Outcomes of at least 20 Hawke's Bay prosecutions linked to methamphetamine dealing are now being held-up as judges and lawyers await a decision from a Court of Appeal review involving penalties.
All involving sentencing, including charges which carry an unlikely-to-be-realised maximum penalty of life imprisonment, several had been initially adjourned to today(June 21) for hearing in Napier District Court.
But the absence of a guidelines decision from a full Appeal court of five senior judges in Wellington on April 16-17 has meant the Hawke's Bay cases have now been tentatively adjourned till July 30.
The 20 cases include the last from Operation Lariat which involved 13 arrests in 2017 and for which Hastings man Shane Thompson was sentenced to 13 years in jail.
They also include 7 prosecutions from Operation Chrome, a police Eastern District organised crime unit crackdown which ended in October last year, after seizures of firearms, large quantities of cash and methamphetamine, LSD, cannabis and equipment used to manufacture methamphetamine.

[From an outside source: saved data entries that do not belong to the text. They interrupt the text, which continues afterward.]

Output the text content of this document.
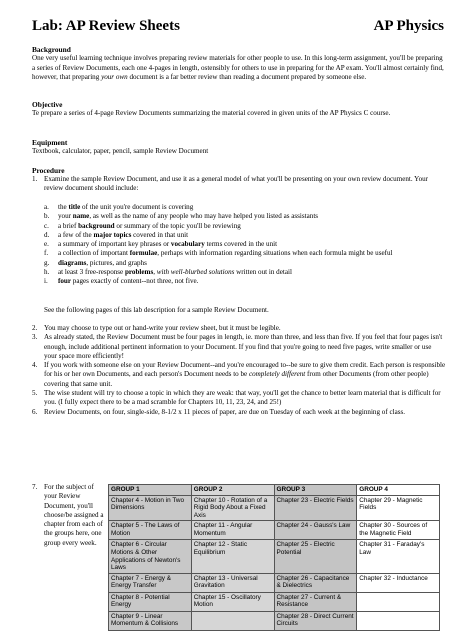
Lab: AP Review Sheets	AP Physics
Background

One very useful learning technique involves preparing review materials for other people to use. In this long-term assignment, you'll be preparing a series of Review Documents, each one 4-pages in length, ostensibly for others to use in preparing for the AP exam. You'll almost certainly find, however, that preparing your own document is a far better review than reading a document prepared by someone else.

Objective

Te prepare a series of 4-page Review Documents summarizing the material covered in given units of the AP Physics C course.

Equipment

Textbook, calculator, paper, pencil, sample Review Document

Procedure
1. Examine the sample Review Document, and use it as a general model of what you'll be presenting on your own review document. Your review document should include:
a. the title of the unit you're document is covering
b. your name, as well as the name of any people who may have helped you listed as assistants
c. a brief background or summary of the topic you'll be reviewing
d. a few of the major topics covered in that unit
e. a summary of important key phrases or vocabulary terms covered in the unit
f. a collection of important formulae, perhaps with information regarding situations when each formula might be useful
g. diagrams, pictures, and graphs
h. at least 3 free-response problems, with well-blurbed solutions written out in detail
i. four pages exactly of content--not three, not five.
See the following pages of this lab description for a sample Review Document.
2. You may choose to type out or hand-write your review sheet, but it must be legible.
3. As already stated, the Review Document must be four pages in length, ie. more than three, and less than five. If you feel that four pages isn't enough, include additional pertinent information to your Document. If you find that you're going to need five pages, write smaller or use your space more efficiently!
4. If you work with someone else on your Review Document--and you're encouraged to--be sure to give them credit. Each person is responsible for his or her own Documents, and each person's Document needs to be completely different from other Documents (from other people) covering that same unit.
5. The wise student will try to choose a topic in which they are weak: that way, you'll get the chance to better learn material that is difficult for you. (I fully expect there to be a mad scramble for Chapters 10, 11, 23, 24, and 25!)
6. Review Documents, on four, single-side, 8-1/2 x 11 pieces of paper, are due on Tuesday of each week at the beginning of class.
7. For the subject of your Review Document, you'll choose/be assigned a chapter from each of the groups here, one group every week.
GROUP 1	GROUP 2	GROUP 3	GROUP 4
Chapter 4 - Motion in Two Dimensions	Chapter 10 - Rotation of a Rigid Body About a Fixed Axis	Chapter 23 - Electric Fields	Chapter 29 - Magnetic Fields
Chapter 5 - The Laws of Motion	Chapter 11 - Angular Momentum	Chapter 24 - Gauss's Law	Chapter 30 - Sources of the Magnetic Field
Chapter 6 - Circular Motions & Other Applications of Newton's Laws	Chapter 12 - Static Equilibrium	Chapter 25 - Electric Potential	Chapter 31 - Faraday's Law
Chapter 7 - Energy & Energy Transfer	Chapter 13 - Universal Gravitation	Chapter 26 - Capacitance & Dielectrics	Chapter 32 - Inductance
Chapter 8 - Potential Energy	Chapter 15 - Oscillatory Motion	Chapter 27 - Current & Resistance	
Chapter 9 - Linear Momentum & Collisions		Chapter 28 - Direct Current Circuits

A major shakeup of the penalty regime, essentially based on a 2005 Appeal court decision known as R v Fatu, is being forecast as result of the April hearing, in which a QC questioned the effectiveness of lengthy jail sentences in deterring people from methamphetamine offending.
Under the Fatu regime, quantities were a major factor, but the most serious band of 500g-plus in days when most methamphetamine in New Zealand was the product of clandestine cooks had lost relevance alongside imported consignments of over 60kg.
It had been hoped the Appeal court would release its decision by the end of May but a registrar told Hawke's Bay Today only that the judgement is "well advanced."